Букет с усами семье не понравился. Только и всего...
Заметка недельной давности "Усы Сталина и партбилет Пикассо" вызвала несколько оперативных откликов. Основное недоумение: что же вы не показали сам портрет? Это легко исправить, что и делаем. Но одно письмо требует более обстоятельного внимания.
Доктор искусствоведения, главный научный сотрудник Эрмитажа Альберт Григорьевич Костеневич справедливо упрекает автора заметки Михаила Ильинского в целом ряде неточностей. Например, одна из жен Пикассо, мать его двоих детей, - не Жиро, а Франсуаза Жило. А юный Джугашвили (Сталин) не мог быть в форме гимназиста, потому что учился в семинарии.
Поймав автора на "досадных мелочах" (хотя, когда речь идет о биографии великого художника, мелочей не бывает, и в этом мы абсолютно согласны с нашим уважаемым читателем), Александр Григорьевич ставит под сомнение и более существенные факты. Как могло наше партийное руководство посылать официальные делегации к отщепенцу, пусть и знаменитому, которого лишили партбилета? Откуда в крохотном Антибе взялись студии (во множественном числе) учеников Пикассо. Как знаменитую "Гернику" хотели показать в Европе, когда в это время она находилась в Нью-Йорке? Но самое главное: Пикассо из компартии не выходил. Вот тут начинаются встречные размышления...

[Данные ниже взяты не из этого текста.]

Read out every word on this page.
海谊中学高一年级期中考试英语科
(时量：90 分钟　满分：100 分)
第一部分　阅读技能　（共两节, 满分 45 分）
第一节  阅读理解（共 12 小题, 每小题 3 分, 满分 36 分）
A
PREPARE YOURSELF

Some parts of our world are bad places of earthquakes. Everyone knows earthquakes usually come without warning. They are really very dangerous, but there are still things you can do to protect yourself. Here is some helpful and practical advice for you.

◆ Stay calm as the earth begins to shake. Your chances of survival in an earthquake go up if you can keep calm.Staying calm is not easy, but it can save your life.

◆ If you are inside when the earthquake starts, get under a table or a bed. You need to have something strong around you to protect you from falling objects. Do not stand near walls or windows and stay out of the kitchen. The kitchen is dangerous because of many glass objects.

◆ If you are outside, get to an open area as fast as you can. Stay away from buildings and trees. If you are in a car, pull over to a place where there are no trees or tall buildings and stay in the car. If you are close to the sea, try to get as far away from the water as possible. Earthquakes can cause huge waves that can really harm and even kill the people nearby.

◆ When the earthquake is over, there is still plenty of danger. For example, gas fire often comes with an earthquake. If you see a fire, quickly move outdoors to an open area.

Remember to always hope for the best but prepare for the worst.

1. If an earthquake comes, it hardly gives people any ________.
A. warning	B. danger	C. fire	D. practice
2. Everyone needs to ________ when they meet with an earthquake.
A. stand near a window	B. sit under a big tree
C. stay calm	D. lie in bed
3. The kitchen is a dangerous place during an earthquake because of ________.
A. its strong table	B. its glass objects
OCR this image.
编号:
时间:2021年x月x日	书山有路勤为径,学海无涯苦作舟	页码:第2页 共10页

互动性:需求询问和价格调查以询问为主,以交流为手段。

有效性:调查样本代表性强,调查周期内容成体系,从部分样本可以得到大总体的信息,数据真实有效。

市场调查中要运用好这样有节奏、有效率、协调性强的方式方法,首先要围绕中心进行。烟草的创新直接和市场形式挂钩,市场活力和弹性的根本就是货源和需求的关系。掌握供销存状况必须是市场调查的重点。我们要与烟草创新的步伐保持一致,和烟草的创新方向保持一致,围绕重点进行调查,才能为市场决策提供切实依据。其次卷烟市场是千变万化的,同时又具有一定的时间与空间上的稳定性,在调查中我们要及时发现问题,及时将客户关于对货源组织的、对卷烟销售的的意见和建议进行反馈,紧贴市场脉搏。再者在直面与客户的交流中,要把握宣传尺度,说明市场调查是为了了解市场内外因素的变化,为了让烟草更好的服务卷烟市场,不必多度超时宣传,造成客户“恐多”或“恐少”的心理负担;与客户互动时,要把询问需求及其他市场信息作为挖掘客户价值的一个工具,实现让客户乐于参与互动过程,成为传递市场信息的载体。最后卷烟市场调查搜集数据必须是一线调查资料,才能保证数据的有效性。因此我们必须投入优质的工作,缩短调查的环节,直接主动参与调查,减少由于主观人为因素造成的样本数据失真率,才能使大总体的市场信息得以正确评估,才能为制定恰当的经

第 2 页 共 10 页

Вообще-то мой коллега и товарищ Михаил Михайлович Ильинский - видный журналист-международник, 40 лет проработавший собкором "Известий" сначала во Вьетнаме, Камбодже и Лаосе (в годы войны там), потом во Франции и Италии, человек эрудированный, автор десятка (а то и больше) книг, посвященных политикам и деятелям культуры тех стран, где он работал. Это, разумеется, не дает ему права на ошибки, но и право ответа на критику за ним остается. Вот его комментарий:
- Я благодарен автору письма за конструктивную критику (конечно, спешка при подготовке материала - не оправдание ошибок). Но кое-что хочу пояснить. В 1962 году 22-летним выпускником МГИМО я был включен переводчиком в советскую делегацию на международном кинофестивале в Канне и присутствовал практически на всех встречах членов нашей делегации с Пабло Пикассо. Тогда я и познакомился с великим художником. За всю репортажную фактуру в своей заметке ручаюсь, включая крохотные мастерские подмастерий маэстро, которые я, может, неосторожно назвал студиями. "Герники" действительно не было в Европе, но шли переговоры, чтобы заполучить ее на выставку. Что касается выхода Пикассо из партии, своими глазами читал сообщение об этом в одной из итальянских газет. Может, это было газетное преувеличение, которое следовало проверить...
На этот счет ценны факты, которые приводит в своем письме А. Костеневич. Он цитирует коммюнике ФКП по поводу рисунка Пикассо в "Леттр франсэз": "Секретариат Французской компартии категорически осуждает публикацию... портрета великого Сталина, исполненного товарищем Пикассо... благодарит и поздравляет (!) многочисленных товарищей, которые немедленно сообщили ЦК о своем осуждении".
Сам Пикассо, пишет Костеневич, возможно, только пожал плечами и никакого раскаяния в содеянном не выразил. Он сказал: "Я принес цветы на похороны. Мой букет не понравился. В семье такое часто бывает".